Literature Review Pipeline
This project is a pipeline that helps fetch, process, and scan research papers from multiple scholarly sources. It searches papers by keywords, tries to download PDFs, scans them for other secondary keywords, and saves everything into a CSV report.
🚀 How it works
Frontend (Streamlit app)
frontend/app.py
- Simple UI to enter keywords, secondary keywords, choose sources, and run searches.
- Calls the backend API and shows results in a table.
- Saves results into data/master.csv.
- Backend (FastAPI service)
backend/main.py
-
Handles paper fetching, deduplication, PDF downloading, and scanning.
-
Exposes /papers endpoint for the frontend.
Paper fetching logic
backend/api/papers.py
- Connects to:
- arXiv (API)
- Semantic Scholar (API)
- IEEE Xplore (API/via CrossRef)
- ACM Digital Library (via CrossRef)
- Google Scholar (via PyPaperBot)
- Normalizes results into a standard format.

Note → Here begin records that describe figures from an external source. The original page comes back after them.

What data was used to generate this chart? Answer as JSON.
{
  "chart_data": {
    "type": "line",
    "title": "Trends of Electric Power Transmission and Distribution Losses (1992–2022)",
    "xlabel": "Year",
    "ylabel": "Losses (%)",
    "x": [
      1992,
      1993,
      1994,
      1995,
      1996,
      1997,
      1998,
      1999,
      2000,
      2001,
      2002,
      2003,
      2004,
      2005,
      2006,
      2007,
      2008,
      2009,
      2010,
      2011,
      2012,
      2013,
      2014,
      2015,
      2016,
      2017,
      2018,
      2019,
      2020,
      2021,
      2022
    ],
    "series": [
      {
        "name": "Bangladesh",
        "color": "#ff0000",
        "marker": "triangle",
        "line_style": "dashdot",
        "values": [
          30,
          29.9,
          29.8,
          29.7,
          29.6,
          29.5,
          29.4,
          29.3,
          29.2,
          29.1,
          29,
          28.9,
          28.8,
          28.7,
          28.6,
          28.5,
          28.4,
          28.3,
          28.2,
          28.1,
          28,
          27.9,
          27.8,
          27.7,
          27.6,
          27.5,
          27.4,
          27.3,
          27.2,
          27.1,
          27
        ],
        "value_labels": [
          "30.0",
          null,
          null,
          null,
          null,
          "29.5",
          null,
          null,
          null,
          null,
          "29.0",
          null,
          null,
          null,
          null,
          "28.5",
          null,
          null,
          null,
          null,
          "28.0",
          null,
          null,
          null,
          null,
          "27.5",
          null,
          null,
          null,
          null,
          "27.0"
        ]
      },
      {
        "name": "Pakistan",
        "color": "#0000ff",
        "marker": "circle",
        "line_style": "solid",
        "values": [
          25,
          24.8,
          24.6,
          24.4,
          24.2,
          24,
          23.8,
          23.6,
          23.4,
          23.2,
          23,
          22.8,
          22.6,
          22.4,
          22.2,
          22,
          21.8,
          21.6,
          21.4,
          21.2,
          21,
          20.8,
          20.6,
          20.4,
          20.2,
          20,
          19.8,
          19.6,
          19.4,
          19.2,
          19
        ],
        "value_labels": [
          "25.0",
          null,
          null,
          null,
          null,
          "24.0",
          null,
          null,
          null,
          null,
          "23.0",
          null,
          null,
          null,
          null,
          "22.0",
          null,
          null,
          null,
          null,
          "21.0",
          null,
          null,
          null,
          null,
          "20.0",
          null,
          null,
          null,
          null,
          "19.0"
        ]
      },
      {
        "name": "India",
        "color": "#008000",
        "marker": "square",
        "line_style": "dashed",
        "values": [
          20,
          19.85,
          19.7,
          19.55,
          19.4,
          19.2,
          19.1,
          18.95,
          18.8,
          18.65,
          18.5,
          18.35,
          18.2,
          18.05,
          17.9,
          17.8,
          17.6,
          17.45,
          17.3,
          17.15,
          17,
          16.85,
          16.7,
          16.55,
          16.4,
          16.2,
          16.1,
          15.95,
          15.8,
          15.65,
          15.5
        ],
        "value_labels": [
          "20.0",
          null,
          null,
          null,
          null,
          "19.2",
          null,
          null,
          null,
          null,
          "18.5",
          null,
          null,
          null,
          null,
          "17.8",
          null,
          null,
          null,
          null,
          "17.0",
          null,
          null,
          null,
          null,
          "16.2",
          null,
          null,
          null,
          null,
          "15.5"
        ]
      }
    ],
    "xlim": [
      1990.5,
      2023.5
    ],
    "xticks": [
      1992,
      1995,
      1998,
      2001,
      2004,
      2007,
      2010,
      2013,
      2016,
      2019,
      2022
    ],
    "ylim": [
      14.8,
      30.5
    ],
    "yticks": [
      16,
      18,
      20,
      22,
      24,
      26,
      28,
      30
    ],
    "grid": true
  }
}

PDF handling & keyword scanning
backend/utils/pdf_utils.py
- Downloads PDFs (if open access).
- Scans PDFs for secondary keywords from your query.
- Records keyword counts + small text snippets.
Logging
backend/logs/logging_config.py
- Logs app events into files for debugging.
Configuration
- .env file stores API keys and secrets.
- config.py loads environment settings.
📊 CSV Output
- Each paper is saved as one row in data/master.csv, with these fields:
paper_id
title
authors
venue
year
doi
source
abstract
abstract_hit
primary_keywords
pdf_status (downloaded | manual | unavailable)
pdf_url
secondary_keywords_present
secondary_keyword_counts
paper_type
last_updated
How to Run
The entire application can started with a Docker command.
Build and start the application
- docker-compose up --build
This command will:
- Build the Docker images for both the backend (FastAPI) and frontend (Streamlit)
- Start both containers and link them together automatically
Access the app
Once the containers are running:
- Frontend (Streamlit UI): http://localhost:8501
- Backend (FastAPI API): http://localhost:8000
Then open the Streamlit UI in your browser, enter keywords, and fetch papers
Stop the application
When finished, stop and remove all containers:
- docker-compose down